Hello
第10章 HALLOWEEN NIGHT * 天然
Aiba
「ハロウィーンの本当の意味を、いったいどれくらいの人が知ってるんだろうね……」
テレビを見ているリーダーが、ぽつりと呟いた。
映し出されるのは、思い思いのキャラに扮した若い女の子や、賑やかな若者の姿。
「……多分。知ってるんだよ、みんな。知ってるけど、あえてこの世界に身をおいて楽しんでるんじゃないの?」
傍らの温もりを感じながら、肩をそっと抱き寄せると、俺にはよくわかんないや、と言って、リーダーは素直に体をあずけてきた。
「仮装かあ……」
「なに。したいの?」
「……別に。仮装じゃないけど、本格的なのなら、もうしたことあるし」
「本格的って?」
「ドラマ」
「……?ああ…怪物ランドね」
あの、リーダーは可愛かった。
正直可愛かった。
やんちゃな、リーダーも好きだもんね、俺。
くふっと笑ってリーダーの耳をちょっと引っ張る。
くすぐったいよ、と笑って、リーダーは体を捩らせた。
そうして、ぴったり俺の胸にくっつきながら上目使いで、首をかしげた。
……もう。
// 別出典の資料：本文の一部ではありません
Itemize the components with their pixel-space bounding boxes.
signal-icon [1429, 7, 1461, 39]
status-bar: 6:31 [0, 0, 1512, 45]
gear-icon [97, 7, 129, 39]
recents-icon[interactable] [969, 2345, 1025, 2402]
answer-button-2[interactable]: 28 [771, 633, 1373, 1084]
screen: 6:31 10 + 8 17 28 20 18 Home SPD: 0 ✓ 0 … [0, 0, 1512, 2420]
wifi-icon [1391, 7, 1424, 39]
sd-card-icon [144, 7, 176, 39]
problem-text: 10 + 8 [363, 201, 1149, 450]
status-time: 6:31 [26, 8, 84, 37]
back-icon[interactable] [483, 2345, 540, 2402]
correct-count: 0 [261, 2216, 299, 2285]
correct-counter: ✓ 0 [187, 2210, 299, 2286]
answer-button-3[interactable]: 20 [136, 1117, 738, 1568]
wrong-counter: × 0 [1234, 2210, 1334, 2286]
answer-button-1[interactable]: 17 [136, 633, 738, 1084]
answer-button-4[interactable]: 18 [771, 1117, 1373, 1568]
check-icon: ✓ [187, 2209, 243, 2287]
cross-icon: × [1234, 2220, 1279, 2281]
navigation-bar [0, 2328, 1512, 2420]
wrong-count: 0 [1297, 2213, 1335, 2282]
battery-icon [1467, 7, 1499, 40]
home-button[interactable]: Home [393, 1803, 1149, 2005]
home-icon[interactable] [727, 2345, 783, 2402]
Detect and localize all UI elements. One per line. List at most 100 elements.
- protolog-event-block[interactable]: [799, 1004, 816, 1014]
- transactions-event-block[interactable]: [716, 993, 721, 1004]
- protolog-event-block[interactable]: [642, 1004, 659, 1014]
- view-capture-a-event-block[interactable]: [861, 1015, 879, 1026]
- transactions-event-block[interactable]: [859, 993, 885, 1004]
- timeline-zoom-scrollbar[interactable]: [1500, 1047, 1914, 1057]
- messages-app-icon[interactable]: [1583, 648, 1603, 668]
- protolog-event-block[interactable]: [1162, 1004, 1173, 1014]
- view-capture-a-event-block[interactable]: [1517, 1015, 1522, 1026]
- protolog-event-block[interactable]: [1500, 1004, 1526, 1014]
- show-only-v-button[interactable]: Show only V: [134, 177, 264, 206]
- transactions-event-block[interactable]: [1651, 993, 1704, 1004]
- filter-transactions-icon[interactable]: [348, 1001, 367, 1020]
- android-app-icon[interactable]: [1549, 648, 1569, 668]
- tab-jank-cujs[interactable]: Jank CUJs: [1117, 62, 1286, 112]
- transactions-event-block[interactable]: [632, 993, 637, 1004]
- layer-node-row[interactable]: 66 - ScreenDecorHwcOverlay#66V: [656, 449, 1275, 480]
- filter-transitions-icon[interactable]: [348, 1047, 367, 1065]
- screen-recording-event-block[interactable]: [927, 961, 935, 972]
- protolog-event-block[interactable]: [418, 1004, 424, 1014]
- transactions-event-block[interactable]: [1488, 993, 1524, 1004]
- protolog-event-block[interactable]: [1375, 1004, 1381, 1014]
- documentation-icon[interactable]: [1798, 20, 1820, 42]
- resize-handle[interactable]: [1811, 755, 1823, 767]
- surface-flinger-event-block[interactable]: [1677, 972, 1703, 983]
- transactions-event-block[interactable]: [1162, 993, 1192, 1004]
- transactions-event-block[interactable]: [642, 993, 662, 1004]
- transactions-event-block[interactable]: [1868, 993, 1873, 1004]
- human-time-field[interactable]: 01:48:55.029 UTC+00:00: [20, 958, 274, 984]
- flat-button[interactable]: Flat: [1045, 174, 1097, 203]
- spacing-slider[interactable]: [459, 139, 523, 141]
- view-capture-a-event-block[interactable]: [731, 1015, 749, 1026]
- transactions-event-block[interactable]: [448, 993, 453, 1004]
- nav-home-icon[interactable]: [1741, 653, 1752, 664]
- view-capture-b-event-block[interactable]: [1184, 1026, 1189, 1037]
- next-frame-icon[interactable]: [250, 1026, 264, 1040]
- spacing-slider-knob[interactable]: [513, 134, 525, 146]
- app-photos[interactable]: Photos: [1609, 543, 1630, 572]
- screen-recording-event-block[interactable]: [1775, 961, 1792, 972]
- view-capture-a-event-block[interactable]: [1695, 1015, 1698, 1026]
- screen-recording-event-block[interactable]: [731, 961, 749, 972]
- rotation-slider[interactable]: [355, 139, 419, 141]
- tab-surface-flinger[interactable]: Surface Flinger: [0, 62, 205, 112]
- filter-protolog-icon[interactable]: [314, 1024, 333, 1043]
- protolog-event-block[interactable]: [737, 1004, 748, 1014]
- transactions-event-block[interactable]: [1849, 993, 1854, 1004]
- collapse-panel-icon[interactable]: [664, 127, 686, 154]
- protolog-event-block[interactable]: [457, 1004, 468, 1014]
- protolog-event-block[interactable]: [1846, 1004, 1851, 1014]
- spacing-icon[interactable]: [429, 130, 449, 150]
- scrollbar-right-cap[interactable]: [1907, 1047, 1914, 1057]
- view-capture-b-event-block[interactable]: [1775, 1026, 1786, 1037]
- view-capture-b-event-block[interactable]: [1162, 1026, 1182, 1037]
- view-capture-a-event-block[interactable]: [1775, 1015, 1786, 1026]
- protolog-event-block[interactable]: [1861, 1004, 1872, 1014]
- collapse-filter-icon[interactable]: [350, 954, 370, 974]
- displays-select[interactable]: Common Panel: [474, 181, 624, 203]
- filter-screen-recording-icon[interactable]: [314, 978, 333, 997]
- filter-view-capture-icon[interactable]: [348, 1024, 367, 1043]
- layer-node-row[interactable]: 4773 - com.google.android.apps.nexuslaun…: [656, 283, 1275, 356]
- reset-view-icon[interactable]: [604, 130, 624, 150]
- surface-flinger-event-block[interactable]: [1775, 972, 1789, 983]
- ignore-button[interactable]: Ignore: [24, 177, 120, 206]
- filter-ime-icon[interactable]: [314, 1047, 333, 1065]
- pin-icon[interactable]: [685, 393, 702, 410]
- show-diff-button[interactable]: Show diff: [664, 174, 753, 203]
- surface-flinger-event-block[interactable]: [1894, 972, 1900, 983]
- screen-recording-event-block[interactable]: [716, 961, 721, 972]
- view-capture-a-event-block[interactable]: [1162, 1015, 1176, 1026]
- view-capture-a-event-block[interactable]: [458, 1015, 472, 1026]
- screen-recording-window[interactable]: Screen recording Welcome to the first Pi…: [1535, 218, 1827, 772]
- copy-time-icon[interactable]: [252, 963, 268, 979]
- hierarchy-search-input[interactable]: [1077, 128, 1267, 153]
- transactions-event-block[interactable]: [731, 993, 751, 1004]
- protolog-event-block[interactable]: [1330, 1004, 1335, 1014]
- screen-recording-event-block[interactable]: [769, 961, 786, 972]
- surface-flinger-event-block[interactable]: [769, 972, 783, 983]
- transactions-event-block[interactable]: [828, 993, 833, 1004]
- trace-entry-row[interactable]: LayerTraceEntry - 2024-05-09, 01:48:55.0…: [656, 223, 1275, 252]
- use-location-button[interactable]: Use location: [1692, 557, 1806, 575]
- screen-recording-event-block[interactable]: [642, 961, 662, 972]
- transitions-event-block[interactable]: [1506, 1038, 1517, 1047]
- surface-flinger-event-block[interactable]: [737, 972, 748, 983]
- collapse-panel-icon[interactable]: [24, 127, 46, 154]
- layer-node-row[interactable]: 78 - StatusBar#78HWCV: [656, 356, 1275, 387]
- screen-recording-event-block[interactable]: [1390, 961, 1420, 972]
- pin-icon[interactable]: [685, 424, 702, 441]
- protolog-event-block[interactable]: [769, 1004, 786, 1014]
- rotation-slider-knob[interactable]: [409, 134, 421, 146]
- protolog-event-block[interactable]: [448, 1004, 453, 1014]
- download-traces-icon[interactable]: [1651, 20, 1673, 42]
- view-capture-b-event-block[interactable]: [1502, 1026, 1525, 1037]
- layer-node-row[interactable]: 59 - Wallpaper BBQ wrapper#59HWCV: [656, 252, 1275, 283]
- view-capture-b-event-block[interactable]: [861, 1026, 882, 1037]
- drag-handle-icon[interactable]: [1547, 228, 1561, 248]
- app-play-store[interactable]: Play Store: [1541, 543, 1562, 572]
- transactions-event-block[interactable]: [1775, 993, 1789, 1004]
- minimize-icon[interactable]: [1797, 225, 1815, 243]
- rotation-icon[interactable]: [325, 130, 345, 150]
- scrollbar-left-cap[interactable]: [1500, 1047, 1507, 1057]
いちいち可愛い……。
本人、無意識だから、たちが悪いよ。
そんな俺の思いを知ってか知らずか、リーダーは、俺を見つめてくすっと笑った。
「相葉ちゃんは…何が似合うかなあ…仮装」
「俺?」
「うたれづよいから…ゾンビかなあ…ふふ」
「やめてよ!」
あははっと笑ってテレビに視線をうつす。
ちょうど、若者が、吸血鬼の格好をしてインタビューをうけていた。
長い黒いマントに、口元に光る牙。
おお…かっこいいじゃん。
「俺、これがいい」
「太陽に弱いよ(笑)」
嵐一、お日様のイメージあるキャラのくせに、とリーダーはコロコロ笑う。
「でもさ、吸血鬼になったら不死身なんでしょ」
「生き血しか口にできないよ?」
「いーよ。リーダー襲いに行くから」
「ばーか。そんときゃニンニク料理山ほど食べて、むかえうってやる」
「そこは、吸われてよ」
「やだよ」
「絶対吸うよ、俺」
えーっと笑う、リーダーの綺麗な顎を持ち上げた。
……澄んだ瞳。
ゆっくり顔をかたむけたら、リーダーが薄く微笑んで目を閉じた。
重なる唇。
「……リーダーをちょうだい」
囁いたら。
「……吸うなよ?」
と、いう言葉とともに、首に腕がまきつけられた。